Greece Rejects EU Proposal for Border Monitors

Greece has rejected a request by the European Union to set up an independent process to monitor border controls and illegal migration.  

 

The Greek snub is said to have infuriated Brussels, which has been extremely critical of Athens for its alleged illegal practice of migrant pushbacks. The rejection could imperil millions of dollars in financial support that Greece needs to boost its capabilities in fending off illegal migration. That is especially true as Europe braces for a wave of Afghan migrants streaming to the West after the Taliban takeover.

 

Asked in parliament, Greek Migration Minister Notis Mitarakis offered a blunt response about whether he would allow the EU to establish an independent watchdog to monitor border controls and illegal migration.

 

He said that while the government in Athens was open to discussing the formation of independent monitoring committees on migration across the EU, Greece alone was not willing, as he put it, to “go it alone.”

 

Mitarakis said that to create such a watchdog that would oversee how Greece is fending off illegal migrants and whether illegal pushbacks are taking place is not among the government’s priorities.

 

There is no such issue, he insisted. He asserted it is Greece’s sovereign right to defend its border as it sees fit.    

 

Greece has increased patrols along the Aegean Sea coast and erected a massive steel wall along its land frontiers with Turkey to fend off a fresh deluge of migrants.

 

Greek leaders also are considering setting up floating barriers along the Aegean waterway that divides Greece and Turkey.  And with the West bracing for a new migrant exodus from Afghanistan, Athens says it is preparing a major media blitz to make known that it is no longer allowing free passage to illegal entries.  

 

Reports from the U.N., humanitarian aid organizations and migrants are documenting the increasing numbers of migrants that are being turned away — often using nefarious practices such as “pushbacks.”
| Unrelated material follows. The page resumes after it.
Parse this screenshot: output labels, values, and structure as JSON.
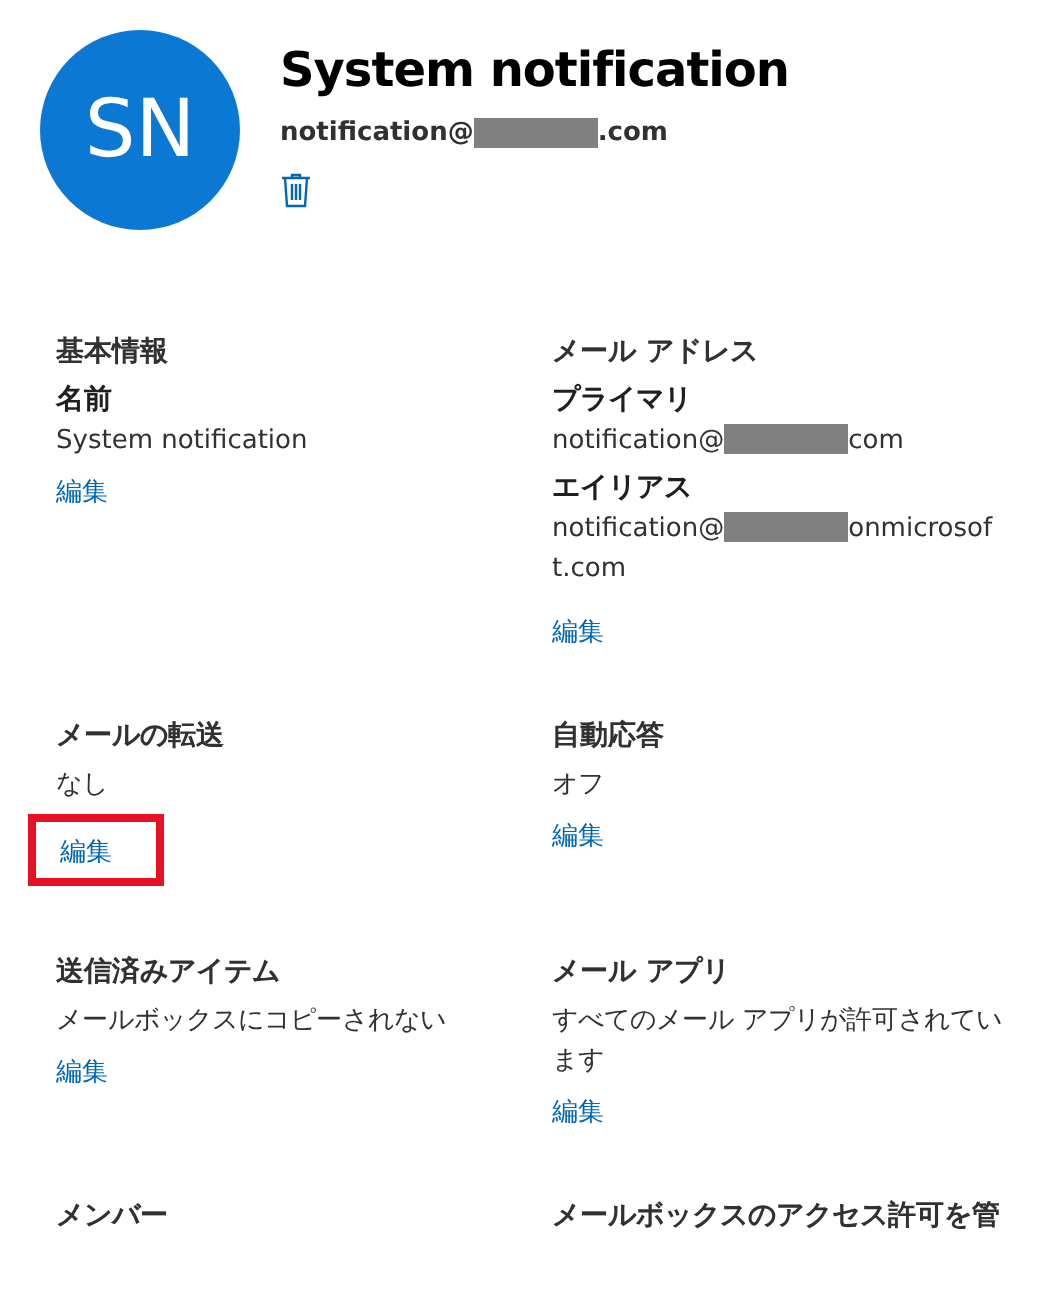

Senior U.N. officials in Greece contacted by VOA said at least 450 cases of illegal pushbacks had been documented this year – cases they say have been submitted to a local prosecutor to investigate.

 

Aid groups put the number much higher. The Norwegian-based Aegean Boat Report, which counts such activity, said Saturday it had documented 700 pushbacks since March 20, 2020. That’s a total of 19,200 people it claims authorities have repelled, either nudging their rafts out of Greek waters or at times stripping the motors from their boats, leaving migrants and refugees adrift in high seas.

 

Forcing migrants to turn around is a serious breach of international law, violating asylum seekers’ right to safe passage and protection.

 

Croatia, France, Spain, and Italy — all European Union member states that face similar migration challenges — also have been accused of engaging in unlawful, sometimes violent pushbacks.

 

But in Greece, U.N. officials and aid groups warn the practice is not just routine, it also is being conducted in a more ruthless way — with masked agents picking up migrants and refugees who have illegally crossed into Greece, and then tossing them back into life rafts, towed across the Aegean Sea and sent back to Turkey.

 

With the Taliban takeover of Afghanistan spurring new waves of migration to the West, aid agency officials tell VOA they are concerned illegal pushbacks may become excessive.

 

EU officials in Athens were not available for comment. But local media reported that migration officials in Brussels were enraged with Greece’s refusal to allow monitors. Local media also reported the EU is set on freezing some $17.4 million in aid to help revamp Greece’s coast guard with new equipment and vessels.

 

Since surging to power in 2019, Greece’s center-right government of Prime Minister Kyriakos Mitsotakis has adopted a stiffer stance on illegal migration – a policy that has seen migrant inflows drop by a dramatic 90% in that two-year period.

 

With inflows of Afghans steadily increasing, the government in Athens insists it will not let up — regardless of the cost.